While working with school-aged children who were thought to be intellectually disabled, Motora found that students who had difficulties with academic achievement were much more likely to be suffering from attention span problems than intellectual disability. Motora invented a device that would help children sustain their concentration. He authored the first descriptions in the Japanese literature of a condition consistent with attention deficit hyperactivity disorder.

Motora was named a member of the Imperial Academy of Sciences and was awarded the Order of the Rising Sun, Second Class. He was selected to give a presentation at the 1905 International Congress of Psychology, where he read a paper on the concept of the self based on his experience with meditation.

==Protégés==
Several of Motora's students became prominent academics. In 1906, Matsumoto established the psychological laboratory at Kyoto University, which was the second formal psychology lab in Japan. He later succeeded Motora as psychology faculty at Tokyo Imperial University. Chen Daqi, who came from China to study under Motora, was later responsible for the first Chinese psychology laboratory and psychology textbook.

Yoshihide Kubo studied with Motora at Tokyo Imperial University before going to Clark University, where Hall had become president. When he joined the faculty at Hiroshima University, Kubo adapted the Binet-Simon intelligence test for Japanese use. His study of intelligence was furthered by another Motora pupil, Tohru Watanabe, who created Japan's first group intelligence test. Hiroshi Hayami, who also studied under Motora, brought word of behaviorism to Japan. Later, Hayami became president of Keijō Imperial University.

Tomokichi Fukurai, another of Motora's students, attained short-lived recognition in the field but is mostly known for his discredited work in parapsychology.
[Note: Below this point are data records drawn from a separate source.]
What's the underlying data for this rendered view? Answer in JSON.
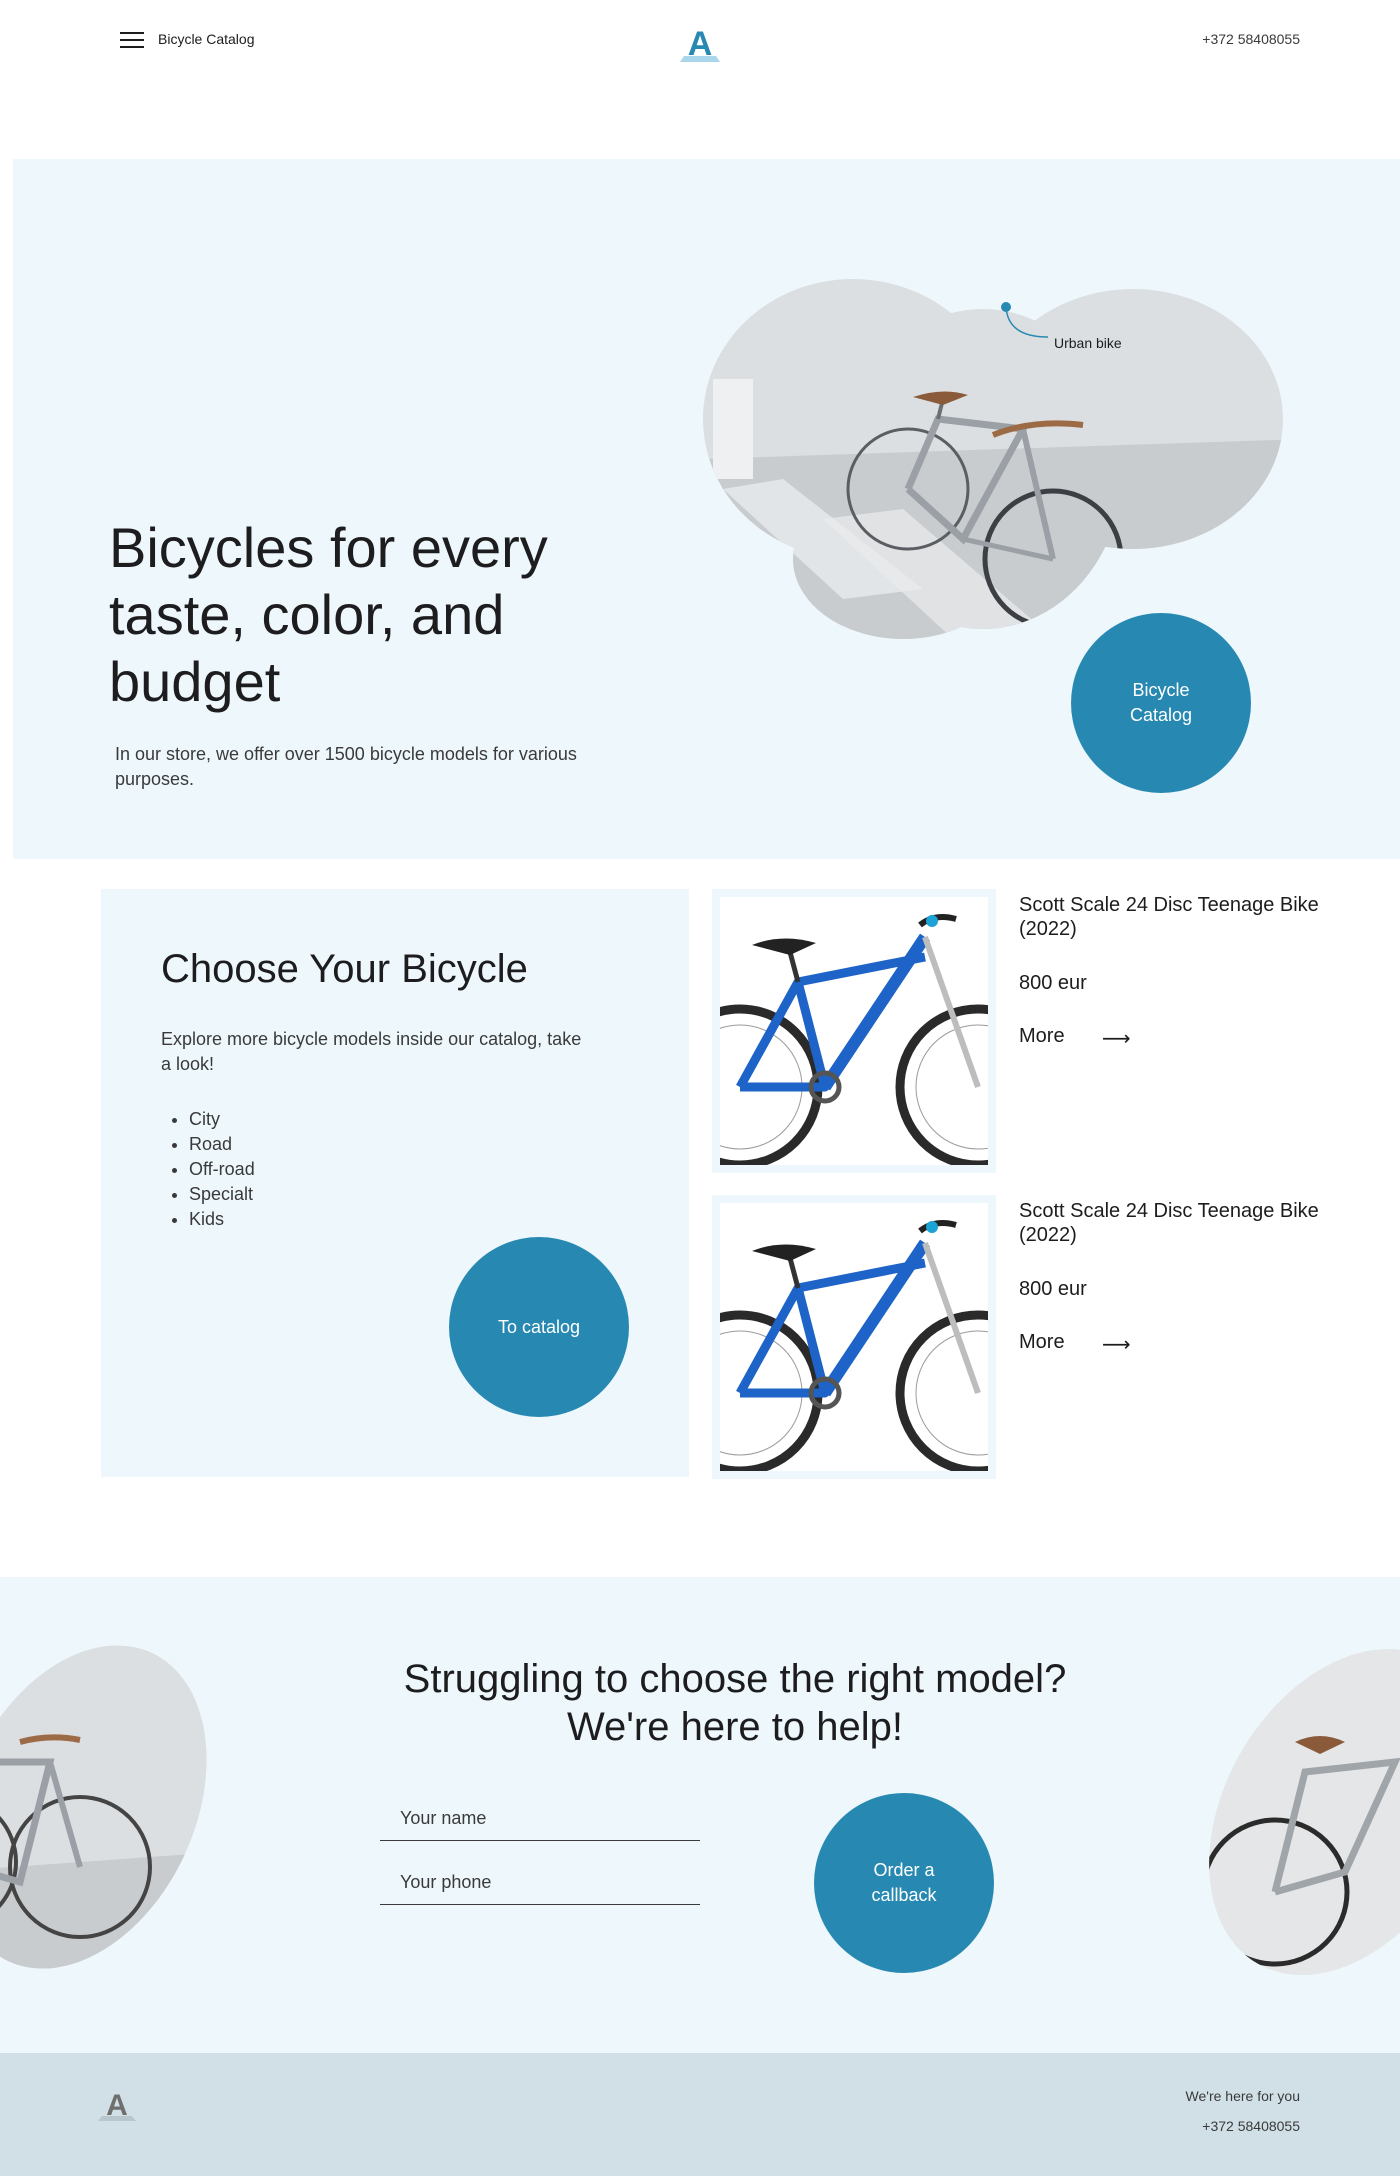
{
  "header": {
    "menu_icon": "hamburger-icon",
    "catalog_label": "Bicycle Catalog",
    "logo_text": "A",
    "phone": "+372 58408055"
  },
  "hero": {
    "title": "Bicycles for every taste, color, and budget",
    "subtitle": "In our store, we offer over 1500 bicycle models for various purposes.",
    "image_label": "Urban bike",
    "button_label": "Bicycle Catalog"
  },
  "choose": {
    "title": "Choose Your Bicycle",
    "text": "Explore more bicycle models inside our catalog, take a look!",
    "categories": [
      "City",
      "Road",
      "Off-road",
      "Specialt",
      "Kids"
    ],
    "button_label": "To catalog"
  },
  "products": [
    {
      "name": "Scott Scale 24 Disc Teenage Bike (2022)",
      "price": "800 eur",
      "more_label": "More",
      "arrow": "⟶"
    },
    {
      "name": "Scott Scale 24 Disc Teenage Bike (2022)",
      "price": "800 eur",
      "more_label": "More",
      "arrow": "⟶"
    }
  ],
  "help": {
    "title_line1": "Struggling to choose the right model?",
    "title_line2": "We're here to help!",
    "name_placeholder": "Your name",
    "phone_placeholder": "Your phone",
    "button_label": "Order a callback"
  },
  "footer": {
    "logo_text": "A",
    "tagline": "We're here for you",
    "phone": "+372 58408055"
  },
  "colors": {
    "accent": "#2789b2",
    "light_bg": "#eef8fc",
    "footer_bg": "#d1e0e7",
    "text": "#1d1d1f"
  }
}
Fukurai was hired to teach abnormal psychology at Tokyo Imperial University. Gradually, he became more interested in studying psychical phenomena such as clairvoyance. In the United States, scholars had already taken dismissive attitudes toward paranormal research, but Fukurai was apparently unaware of this since he had studied only in Japan. In 1910, when Fukurai insisted that he had identified three clairvoyant women, Motora tried to convince him to drop this line of research. Fukurai did not publicize his interest in the paranormal until after Motora's death in 1912. The year after Motora died, Fukurai published a controversial book about clairvoyance. Matsumoto had taken over as the department chair, and he asked Fukurai to take a leave of absence. Fukurai's employment was automatically terminated once his two-year leave expired. To prevent further damage to the department's reputation, Matsumoto removed all abnormal psychology lectures from the curriculum, focusing the department's teaching and research on psychological phenomena that could be measured through objective means. The other Imperial Universities also deemphasized the teaching of abnormal psychology through the 1930s. Thus, "the Fukurai affair" led to a change in focus that delayed the development of clinical psychology in Japan until after World War II.

Motora did not conduct research in fine arts or aesthetics, but a number of alumni from his department became known for their work in this area. For example, while Matsumoto is better known as the founding president of the Japanese Psychological Association, he also became president of the Kyoto Prefectural School of Art and Crafts. Naoteru Ueno was the director of the Osaka Municipal Museum of Art and the first president of Tokyo University of the Arts. Mantaro Kido combined his interests in psychology and calligraphy, researching the application of the arts to educational psychology.

==Death==
Motora died in Tokyo on December 13, 1912, at the age of 54. He had been sick with erysipelas for several months but had remained active in psychological research until just before his death. He and his wife had five children.